Erika Ábrahám (RWTH Aachen University, Germany)
Probabilistic Hyperproperties [video]
Four decades ago, Lamport used the notion of trace properties as a means to specify the correctness of individual executions of concurrent programs. This notion was later formalized and classified by Alpern and Schneider to safety and liveness properties. Temporal logics like LTL and CTL were built based on these efforts to give formal syntax and semantics to requirements of trace properties. Subsequently, verification algorithms were developed to reason about individual executions of a system.
However, it turns out that many interesting requirements are not trace properties. For example, important information-flow security policies (e.g. noninterference, observational determinism) or service level agreements (e.g. mean response time, percentage uptime) cannot be expressed as properties of individual execution traces of a system. Rather, they are properties of sets of execution traces, also known as hyperproperties. Temporal logics such as HyperLTL and HyperCTL∗ have been proposed to provide a unifying framework to express and reason about hyperproperties.

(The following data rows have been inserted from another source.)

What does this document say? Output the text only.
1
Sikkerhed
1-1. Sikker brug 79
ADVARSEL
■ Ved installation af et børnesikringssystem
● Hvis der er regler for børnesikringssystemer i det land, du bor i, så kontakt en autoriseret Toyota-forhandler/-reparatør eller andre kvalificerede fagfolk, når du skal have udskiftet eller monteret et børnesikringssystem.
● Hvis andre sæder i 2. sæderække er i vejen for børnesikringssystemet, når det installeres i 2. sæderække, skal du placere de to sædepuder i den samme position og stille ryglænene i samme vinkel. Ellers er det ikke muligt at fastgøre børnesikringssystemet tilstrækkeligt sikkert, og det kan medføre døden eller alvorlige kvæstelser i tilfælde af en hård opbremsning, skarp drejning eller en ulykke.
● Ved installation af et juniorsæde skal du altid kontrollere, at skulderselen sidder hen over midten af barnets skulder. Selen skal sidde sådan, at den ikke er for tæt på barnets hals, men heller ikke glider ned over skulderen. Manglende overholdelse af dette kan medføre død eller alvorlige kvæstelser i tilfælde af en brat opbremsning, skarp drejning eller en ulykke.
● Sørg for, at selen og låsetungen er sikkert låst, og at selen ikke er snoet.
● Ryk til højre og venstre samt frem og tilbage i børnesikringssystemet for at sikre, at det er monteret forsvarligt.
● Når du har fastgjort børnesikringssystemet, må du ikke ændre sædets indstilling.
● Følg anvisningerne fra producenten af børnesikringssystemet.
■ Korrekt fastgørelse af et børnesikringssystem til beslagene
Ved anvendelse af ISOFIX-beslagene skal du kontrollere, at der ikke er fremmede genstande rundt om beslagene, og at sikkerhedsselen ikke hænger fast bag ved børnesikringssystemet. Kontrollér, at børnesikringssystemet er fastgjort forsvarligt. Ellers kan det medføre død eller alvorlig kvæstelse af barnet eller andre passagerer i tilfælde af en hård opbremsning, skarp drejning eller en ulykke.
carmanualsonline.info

This talk is devoted to special class of hyperproperties: we ask the question what are hyperproperties in the context of systems with random behavior. We will discuss what are relevant probabilistic relations between independent executions of a system, how we can formally express them in a temporal logic, and how we can decide the truth of such statements.
Jan Křetínský (TU München, Germany)
Approximating Values of Generalized-Reachability Stochastic Games + Automata Tutor [video]
Simple stochastic games are turn-based two-and-a-half-player games with a reachability objective. The basic question asks whether one player can ensure reaching a given target with at least a given probability. A natural extension is games with a conjunction of such conditions as objective. Despite a plethora of recent results on the analysis of systems with multiple objectives, the decidability of this basic problem remains open. Here we present an algorithm approximating the Pareto frontier of the achievable values to a given precision. Moreover, it is an anytime algorithm, meaning it can be stopped at any time returning the current approximation and its error bound.
After the talk, we present a short demo of Automata Tutor, a tool for teaching automata theory, which could be helpful to many GandALF participants.